In 2016, Liverpool Biennial also presented an exhibition of works by ten Associate Artists, based in the North of England: Simeon Barclay, Jacqueline Bebb, Lindsey Bull, Robert Carter & Lauren Velvick, Nina Chua, Matthew Crawley, Frances Disley, Daniel Fogarty, Harry Meadley, and Stephen Sheehan.

The Liverpool Biennial 2016 exhibition was conceived as a series of 'episodes' drawing inspiration from Liverpool's past, present and future, named as Ancient Greece, Chinatown, The Children’s Episode, Monuments from the Future, Flashback, and Software.

Among the locations for Liverpool Biennial 2016 were the Cains Brewery on Stanhope Street, the former ABC Cinema on Lime Street, the Oratory, Toxteth Reservoir, streets, squares, restaurants, a supermarket, and all the key visual art venues in the city including Tate Liverpool, FACT, Open Eye Gallery and Bluecoat. Also presented during the 2016 Biennial are the John Moores Painting Prize 2016 at Walker Art Gallery, Bloomberg New Contemporaries 2016 at Bluecoat, and the Biennial Fringe.

Liverpool Biennial 2016 was curated by Sally Tallant, Dominic Willsdon, Francesco Manacorda, Raimundas Malasauskas, Joasia Krysa, Rosie Cooper, Polly Brannan, Francesca Bertolotti-Bailey, Ying Tan, Sandeep Parmar, and Steven Cairns.

===2018===
The 2018 Biennial ran from 14 July to 28 October 2018 and was called Beautiful world, where are you?.

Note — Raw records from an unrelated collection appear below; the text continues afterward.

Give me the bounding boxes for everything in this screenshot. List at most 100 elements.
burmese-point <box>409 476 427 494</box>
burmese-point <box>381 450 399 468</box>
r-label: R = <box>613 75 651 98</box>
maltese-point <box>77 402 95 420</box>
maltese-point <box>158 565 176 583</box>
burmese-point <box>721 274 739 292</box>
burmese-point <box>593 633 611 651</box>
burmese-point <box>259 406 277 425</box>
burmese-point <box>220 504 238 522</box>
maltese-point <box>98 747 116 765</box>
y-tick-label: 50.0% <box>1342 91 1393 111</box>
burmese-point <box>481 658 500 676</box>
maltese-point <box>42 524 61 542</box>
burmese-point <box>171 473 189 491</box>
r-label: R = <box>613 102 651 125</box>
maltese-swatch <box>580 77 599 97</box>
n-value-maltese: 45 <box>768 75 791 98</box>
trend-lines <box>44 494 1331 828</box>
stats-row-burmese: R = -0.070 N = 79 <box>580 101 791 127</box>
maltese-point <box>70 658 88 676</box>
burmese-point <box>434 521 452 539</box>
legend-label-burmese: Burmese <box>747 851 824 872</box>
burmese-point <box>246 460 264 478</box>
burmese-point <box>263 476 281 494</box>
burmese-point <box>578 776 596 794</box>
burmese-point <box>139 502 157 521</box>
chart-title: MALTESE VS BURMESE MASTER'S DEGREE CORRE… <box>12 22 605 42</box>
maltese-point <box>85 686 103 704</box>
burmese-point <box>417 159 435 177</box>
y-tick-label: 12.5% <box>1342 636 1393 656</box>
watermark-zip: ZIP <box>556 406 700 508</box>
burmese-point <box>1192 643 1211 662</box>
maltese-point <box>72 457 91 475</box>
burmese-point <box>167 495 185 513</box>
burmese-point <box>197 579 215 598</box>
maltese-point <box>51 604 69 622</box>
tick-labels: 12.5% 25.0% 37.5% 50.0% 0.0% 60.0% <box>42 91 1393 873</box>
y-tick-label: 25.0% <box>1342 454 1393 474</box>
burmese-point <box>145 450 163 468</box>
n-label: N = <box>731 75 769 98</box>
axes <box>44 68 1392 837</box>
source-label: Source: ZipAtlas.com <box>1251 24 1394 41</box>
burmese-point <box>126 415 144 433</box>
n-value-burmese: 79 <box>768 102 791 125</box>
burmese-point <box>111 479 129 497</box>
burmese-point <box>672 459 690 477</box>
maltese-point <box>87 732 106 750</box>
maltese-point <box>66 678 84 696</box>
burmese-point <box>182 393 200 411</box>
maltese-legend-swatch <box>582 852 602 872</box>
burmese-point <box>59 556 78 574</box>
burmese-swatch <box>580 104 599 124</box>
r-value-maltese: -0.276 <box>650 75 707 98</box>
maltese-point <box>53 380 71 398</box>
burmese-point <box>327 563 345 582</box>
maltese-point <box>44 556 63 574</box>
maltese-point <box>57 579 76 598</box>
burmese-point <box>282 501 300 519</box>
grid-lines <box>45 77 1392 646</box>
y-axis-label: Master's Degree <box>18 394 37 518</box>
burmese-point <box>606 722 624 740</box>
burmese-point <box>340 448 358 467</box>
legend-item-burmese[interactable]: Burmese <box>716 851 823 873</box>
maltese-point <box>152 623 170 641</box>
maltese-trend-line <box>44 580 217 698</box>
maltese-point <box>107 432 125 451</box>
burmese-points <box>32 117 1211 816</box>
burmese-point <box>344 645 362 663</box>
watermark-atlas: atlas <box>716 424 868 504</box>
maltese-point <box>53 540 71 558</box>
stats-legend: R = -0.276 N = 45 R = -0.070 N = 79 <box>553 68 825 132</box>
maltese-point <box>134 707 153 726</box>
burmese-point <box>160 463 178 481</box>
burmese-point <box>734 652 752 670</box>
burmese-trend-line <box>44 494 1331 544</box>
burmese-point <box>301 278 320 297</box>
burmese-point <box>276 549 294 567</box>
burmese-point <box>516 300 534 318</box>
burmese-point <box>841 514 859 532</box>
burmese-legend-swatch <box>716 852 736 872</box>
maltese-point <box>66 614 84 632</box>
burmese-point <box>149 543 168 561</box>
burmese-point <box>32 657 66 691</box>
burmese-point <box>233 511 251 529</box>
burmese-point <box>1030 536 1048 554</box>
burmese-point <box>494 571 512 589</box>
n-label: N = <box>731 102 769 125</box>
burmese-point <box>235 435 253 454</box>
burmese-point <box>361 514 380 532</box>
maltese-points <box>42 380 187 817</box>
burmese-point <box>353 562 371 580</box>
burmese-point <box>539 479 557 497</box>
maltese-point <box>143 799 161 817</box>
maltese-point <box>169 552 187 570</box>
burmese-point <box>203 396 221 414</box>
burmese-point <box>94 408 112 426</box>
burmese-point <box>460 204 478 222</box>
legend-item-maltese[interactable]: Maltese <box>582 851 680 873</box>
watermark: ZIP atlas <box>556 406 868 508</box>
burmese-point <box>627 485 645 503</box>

Artists included Ryan Gander, Suki Seokyeong Kang, and Melanie Smith.

===2021===
The 11th biennial curated by Manuela Moscoso and titled The Stomach and the Port ran from 20 March to 6 June 2021 in Liverpool and online. Artists include Linder, Judy Chicago, Ithell Colquhoun, Ines Doujak, Nicholas Hlobo, Jutta Koether, Ebony G. Patterson, Anu Põder, and Martine Syms.

===2023===
The 12th edition of Liverpool Biennial, uMoya: The sacred Return of Lost Things, ran from 10 June to 17 September 2023. The Biennial addressed the history and temperament of the city of Liverpool and was a call for ancestral and indigenous forms of knowledge, wisdom and healing. Liverpool Biennial 2023 was curated by Khanyisile Mbongwa.

===2025===
Liverpool Biennial 2025, titled 'BEDROCK', drew on Liverpool's geography and the beliefs which underpin the city's social foundations, acting as a metaphor for the people, places and values that ground all of us. It was inspired by the sandstone which spans the city region and is found in its distinctive architecture.

The 13th edition was curated by Marie-Anne McQuay and took place from 7 June to 14 September 2025.